2024年7月6日(土)

都市vs地方 

2024年7月4日

 政府も東京都も何十年も前から「東京を国際金融都市とする」ことを政策目標として掲げている。しかし本気で目指しているのだろうか?

東京は国際金融都市になり得るのか(F3al2/gettyimages)

 そもそも国際金融都市とは何か。都知事選挙の争点にもなっておらず、本気度が疑わしい。あるいは、もう実現してしまったから争点にならないのか。もしかすると、国際金融都市の中身が国民・都民に支持されるようなものではないのか。

具体性に乏しい東京都の「構想」

 東京都のホームページで調べてみると、少し古いが「国際金融都市・東京」構想2.0(2021年)という詳しい文書が出てくる。副題には「サステナブル・リカバリーを実現し、世界をリードする国際金融都市へ」と書いてある。
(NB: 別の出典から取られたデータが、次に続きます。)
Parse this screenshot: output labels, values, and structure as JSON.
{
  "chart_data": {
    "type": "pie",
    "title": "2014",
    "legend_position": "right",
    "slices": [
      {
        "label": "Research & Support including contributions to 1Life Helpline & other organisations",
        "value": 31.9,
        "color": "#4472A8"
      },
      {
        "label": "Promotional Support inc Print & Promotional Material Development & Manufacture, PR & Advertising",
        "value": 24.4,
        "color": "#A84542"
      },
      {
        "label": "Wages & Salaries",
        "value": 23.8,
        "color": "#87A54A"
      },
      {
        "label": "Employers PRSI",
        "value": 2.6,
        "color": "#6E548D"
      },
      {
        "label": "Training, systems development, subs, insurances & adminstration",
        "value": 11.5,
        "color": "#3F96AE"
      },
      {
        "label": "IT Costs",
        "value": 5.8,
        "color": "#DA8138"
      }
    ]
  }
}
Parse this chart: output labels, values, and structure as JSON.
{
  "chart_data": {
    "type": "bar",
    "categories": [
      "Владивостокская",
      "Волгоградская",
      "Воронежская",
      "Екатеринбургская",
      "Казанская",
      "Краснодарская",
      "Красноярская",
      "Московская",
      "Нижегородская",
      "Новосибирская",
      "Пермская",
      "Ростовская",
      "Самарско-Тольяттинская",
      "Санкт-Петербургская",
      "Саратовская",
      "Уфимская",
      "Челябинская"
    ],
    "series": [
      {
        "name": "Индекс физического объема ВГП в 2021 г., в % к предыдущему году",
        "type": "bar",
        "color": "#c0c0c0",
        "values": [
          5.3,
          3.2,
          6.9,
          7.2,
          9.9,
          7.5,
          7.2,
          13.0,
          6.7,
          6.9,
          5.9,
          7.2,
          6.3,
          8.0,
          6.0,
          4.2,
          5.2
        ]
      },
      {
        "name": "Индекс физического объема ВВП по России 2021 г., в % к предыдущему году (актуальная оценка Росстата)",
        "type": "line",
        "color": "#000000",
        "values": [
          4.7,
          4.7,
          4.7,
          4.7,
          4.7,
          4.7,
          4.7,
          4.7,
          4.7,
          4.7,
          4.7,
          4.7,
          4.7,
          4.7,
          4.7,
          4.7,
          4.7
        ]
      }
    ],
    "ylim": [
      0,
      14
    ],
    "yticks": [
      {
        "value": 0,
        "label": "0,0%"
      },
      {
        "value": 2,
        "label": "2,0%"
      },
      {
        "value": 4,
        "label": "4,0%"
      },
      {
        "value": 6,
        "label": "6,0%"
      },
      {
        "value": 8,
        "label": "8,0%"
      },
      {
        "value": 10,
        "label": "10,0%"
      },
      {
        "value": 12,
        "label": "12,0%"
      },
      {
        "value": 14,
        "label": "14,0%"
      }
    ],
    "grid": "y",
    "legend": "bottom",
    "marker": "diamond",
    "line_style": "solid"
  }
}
 さらに読み進めると、東京の「世界第3位の経済規模や約 1900 兆円の個人金融資産の存在、都市の総合力の高さ、政治的安定性、確固たる法の支配」など強みを踏まえ、「日本国内における多様な企業やプロジェクトの存在に基づく膨大な国内資金需要や、国内の資金供給力を吸引力として、国内外の資金需要に世界中の資金を結びつけるインベストメント・チェーンの構築を目指す」と言っている。

 世界の都市はそれぞれに際立った特色があるし、その特色に対する評価は何を重視するかによって異なるため、順位付けには適さないので、「都市の総合力」という表現はわかりにくい。「東京の都市としての際立った特色は何々で、それを生かして」と言うべきだろう。

 ちなみに東京都が「官民連携で国際金融都市を目指して取り組む各種プロモーション活動を推進する」ために設立した東京国際金融機構のホームページでは、東京の強みとして「金融経済の安定性・成長性、新たなビジネスを生み出すフィールド、豊かな文化・歴史と安定した住環境」が掲げられている。

 これらに間違いはないが、一般には世界の都市に対する東京の強みは「安全・清潔・生活利便性」「公共交通機関ネットワークの充実」などが挙げられる。上記「強み」の掲示を読むと練り上げられた表現とは受け取れない。東京都の国際金融都市部門と都市計画部門相互の連携がなされていないことが推察できる。